Met de raad is het hof van oordeel dat een gezagsbeëindiging daarom een passende maatregel is. Op deze wijze komt er duidelijkheid over het perspectief van [minderjarige] . Daarbij wordt in aanmerking genomen dat de moeder, alhoewel begrijpelijk, nog steeds de wens heeft dat [minderjarige] thuis komt wonen en het verblijf van [minderjarige] bij de pleegouders niet kan ondersteunen.
3.9.
Het bovenstaande leidt tot de conclusie dat de grieven van de moeder niet slagen en dat aan de voorwaarden voor de beëindiging van het gezag is voldaan.
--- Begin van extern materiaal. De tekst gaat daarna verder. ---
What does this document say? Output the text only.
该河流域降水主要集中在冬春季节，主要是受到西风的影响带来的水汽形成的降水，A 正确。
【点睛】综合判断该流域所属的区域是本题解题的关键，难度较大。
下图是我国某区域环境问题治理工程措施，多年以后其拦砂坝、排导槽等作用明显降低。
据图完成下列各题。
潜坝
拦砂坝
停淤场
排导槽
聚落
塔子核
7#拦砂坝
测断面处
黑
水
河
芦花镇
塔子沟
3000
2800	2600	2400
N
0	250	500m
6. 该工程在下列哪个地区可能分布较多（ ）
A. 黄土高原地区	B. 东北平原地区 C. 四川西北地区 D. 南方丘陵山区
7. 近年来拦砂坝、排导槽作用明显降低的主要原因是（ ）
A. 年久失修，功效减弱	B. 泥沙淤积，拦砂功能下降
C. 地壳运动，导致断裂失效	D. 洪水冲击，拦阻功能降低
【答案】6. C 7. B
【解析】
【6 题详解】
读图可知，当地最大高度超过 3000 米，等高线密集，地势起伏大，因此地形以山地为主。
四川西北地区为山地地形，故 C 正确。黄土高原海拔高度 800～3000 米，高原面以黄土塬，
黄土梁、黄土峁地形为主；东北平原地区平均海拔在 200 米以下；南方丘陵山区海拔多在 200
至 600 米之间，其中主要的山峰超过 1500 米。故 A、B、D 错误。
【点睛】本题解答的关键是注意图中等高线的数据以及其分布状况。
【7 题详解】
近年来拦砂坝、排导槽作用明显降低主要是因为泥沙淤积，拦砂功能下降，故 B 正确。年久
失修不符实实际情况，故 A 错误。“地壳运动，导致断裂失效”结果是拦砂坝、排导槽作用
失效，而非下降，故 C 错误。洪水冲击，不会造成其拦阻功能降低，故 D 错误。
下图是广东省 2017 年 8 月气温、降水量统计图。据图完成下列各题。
Daarbij wordt benadrukt dat de beslissing over het gezag los staat van het belang van de contacten tussen de moeder en [minderjarige] . Aan de moeder wordt dan ook meegegeven dat het voor [minderjarige] belangrijk is dat de moeder de stijgende lijn die zij heeft ingezet, vasthoudt. Zij zal immers altijd de moeder van [minderjarige] blijven en voor hem een belangrijk persoon zijn.
3.10.
Op grond van het voorgaande zal de bestreden beschikking worden bekrachtigd.
3.11.
Het hof zal de proceskosten in hoger beroep compenseren, in die zin dat iedere partij de eigen kosten draagt.

4.De beslissing

Het hof:
bekrachtigt de tussen partijen gegeven beschikking van de rechtbank Limburg, zittingsplaats Roermond van 3 december 2021;
verzoekt de griffier krachtens het bepaalde in het Besluit Gezagsregisters een afschrift van
deze uitspraak toe te zenden aan de griffier van de rechtbank Oost-Brabant, team familie- en jeugdrecht, ter attentie van het centraal gezagsregister;
compenseert de proceskosten in hoger beroep, in die zin dat iedere partij de eigen kosten draagt.
Deze beschikking is gegeven door mrs. C.N.M. Antens, A.M. Bossink, en M.A. Ossentjuk en is in het openbaar uitgesproken op 19 mei 2022 in tegenwoordigheid van de griffier.